A lot to unwrap. The weak(ening) yen has dragged down other Asian currencies. Resulting in those countries suffering inflation woes. In attempt to defend their currency, countries have been selling $US denominated assets (treasuries) and buying own currency to bolster. Of course, doom loop at play. Selling treasuries drives up their yields —> strengthening $US.
The wild card is China. Yuan has weakened vs $US. Currently, usdcny 7.22. Yuan weaker now than recent intervention by China. China in amidst their every 5 year Congress. Xi poised to get 3rd term (what happened to the coup talk here a few months ago?? haha). Albert Edwards (someone I pay attention too) thinks chance for a major yuan devaluation once Xi gets Congress in rear view mirror.
A major yuan devaluation has been my #1 Black Swan the past 2 years. Time will tell.
Matt3
Matt3
1 year ago
Reply to  Tony Bennett
If China does devalue, what will that cause to occur?
Tony Bennett
Tony Bennett
1 year ago
Reply to  Matt3
Deflationary blast to US. More strengthening of $US (hurting exports + repatriation of overseas S&P earnings – for tax purposes – negatively impacted). Inflation in China will choke off net demand (help exports, hurt domestic consumption) from world’s #2 economy.
edit: Will likely force other Asian countries to devalue as well to compete. Enhancing above.
Bam_Man
Bam_Man
1 year ago
Reply to  Tony Bennett
Yep.
This how the “fiat end-game” plays out.
The other G-7 currencies all bite the dust – first. They have all been “played like a fiddle”.
“To be an enemy of the United States can be dangerous. To be its friend is fatal”
— Henry Kissinger (Architect of the PetroDollar)
Captain Ahab
Captain Ahab
1 year ago
Reply to  Tony Bennett
Ditto on the Japanese Swan. I don’t rule out the Fed Swan.
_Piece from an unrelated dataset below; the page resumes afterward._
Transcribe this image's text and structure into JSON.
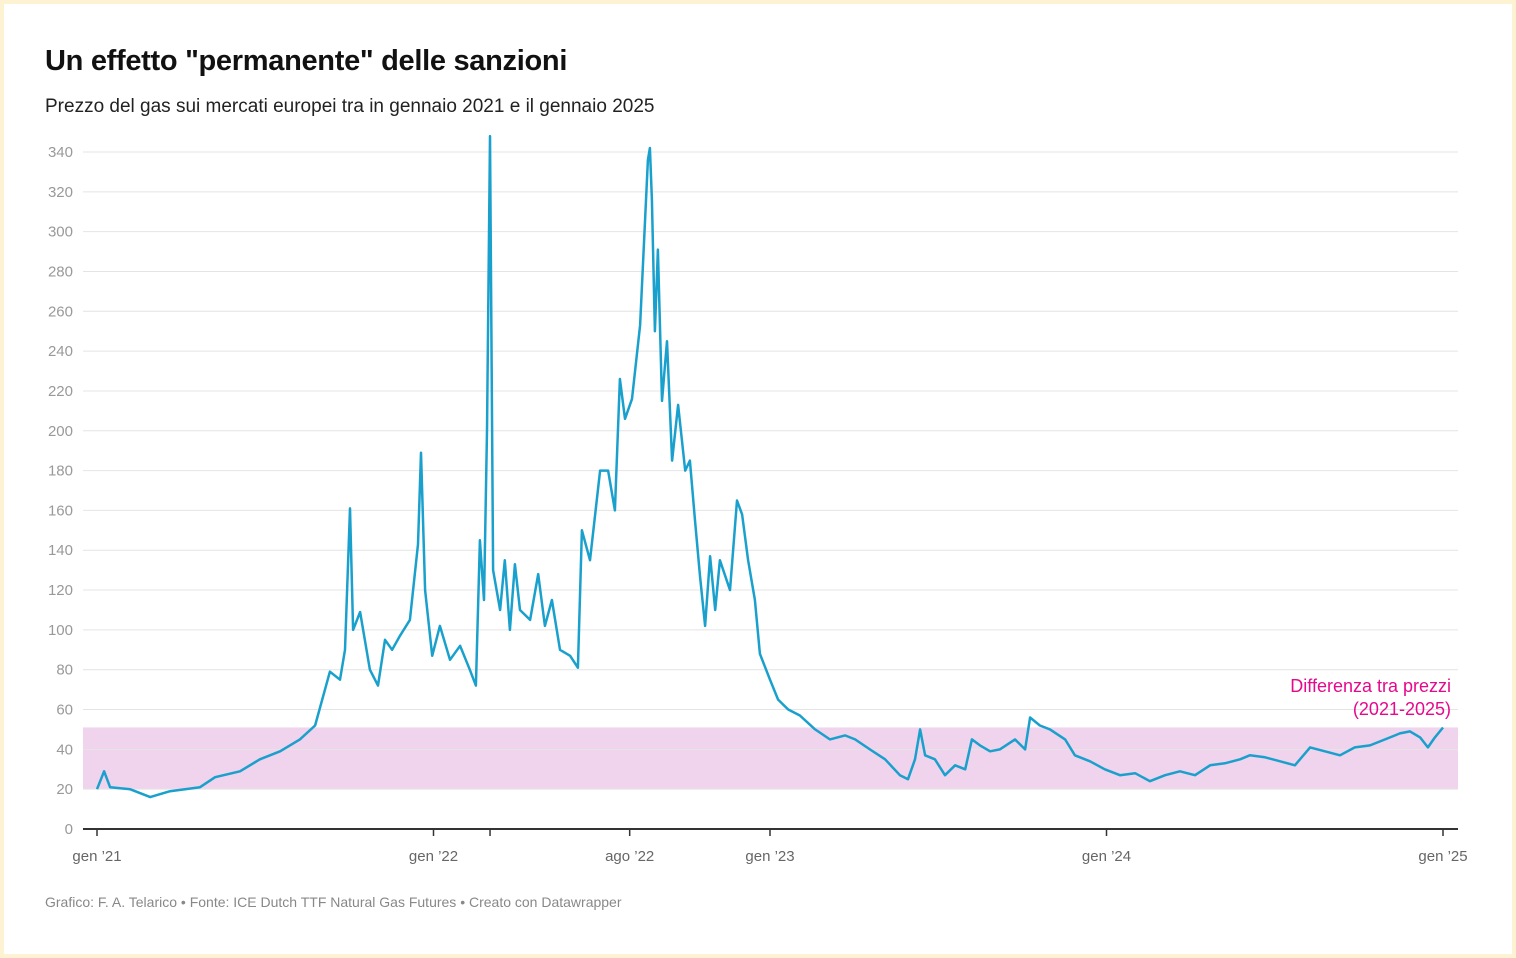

The lower and longer the i-rate, the more irate the situation.
CRZYHUN
CRZYHUN
1 year ago
Too grim even for a nightmare. Just read and watched ‘global depression threat’. IT is either a double martini or a bullet to the head. Sorry.
MarkraD
MarkraD
1 year ago
Soros, 2013 ….again?
I’m a peon retail investor, when something looks obvious to me, I wager I don’t know the full story.
.
HippyDippy
HippyDippy
1 year ago
Reply to  MarkraD
I’m an ex-stock broker. You’re absolutely right about that.
MarkraD
MarkraD
1 year ago
Reply to  HippyDippy
I assume you’re familiar with Hulbert’s strategy & logic.
HippyDippy
HippyDippy
1 year ago
Reply to  MarkraD
Nope. I went mostly to the churn them and burn them school of stocks. It’s a far more brutal and non-profitable world than you might imagine.
MarkraD
MarkraD
1 year ago
Reply to  HippyDippy
At ground level, assume 50% of market advice is intentionally misleading, of the other honest 50%, half are mistaken.
Contrarian.
.
TexasTim65
TexasTim65
1 year ago
Reply to  MarkraD
Doesn’t that still just equal out to 50% of advice is wrong?
Of the honest 50%, half are mistaken (1/2 of 50% = 25%)
Of the dishonest 50%, half should also be mistaken (unless you somehow believe dishonest people are better at market predictions than honest ones so by accident they’d steer you right by trying to steer you wrong – LOL) (1/2 of 50% = 25%)
25% + 25% = 50% so essentially half of all advice is wrong.
HippyDippy
HippyDippy
1 year ago
Reply to  TexasTim65
Well, we always found all our advice to be profitable. However, the longer you keep your account with a broker, the smaller your pile of money gets. Ultimately, they’ll get it all. Markets are already rigged anyway. A whole lot easier to make your own money, rather than rely on a rigged system to generate your wealth. Wall Street has mostly profited by stealing from main Street.
MarkraD
MarkraD
1 year ago
Reply to  TexasTim65
Half are misleading – intentionally wrong. Think back to institutional investment banks telling the public CDO’s were perfectly safe, or
Of the other half, half are mistaken.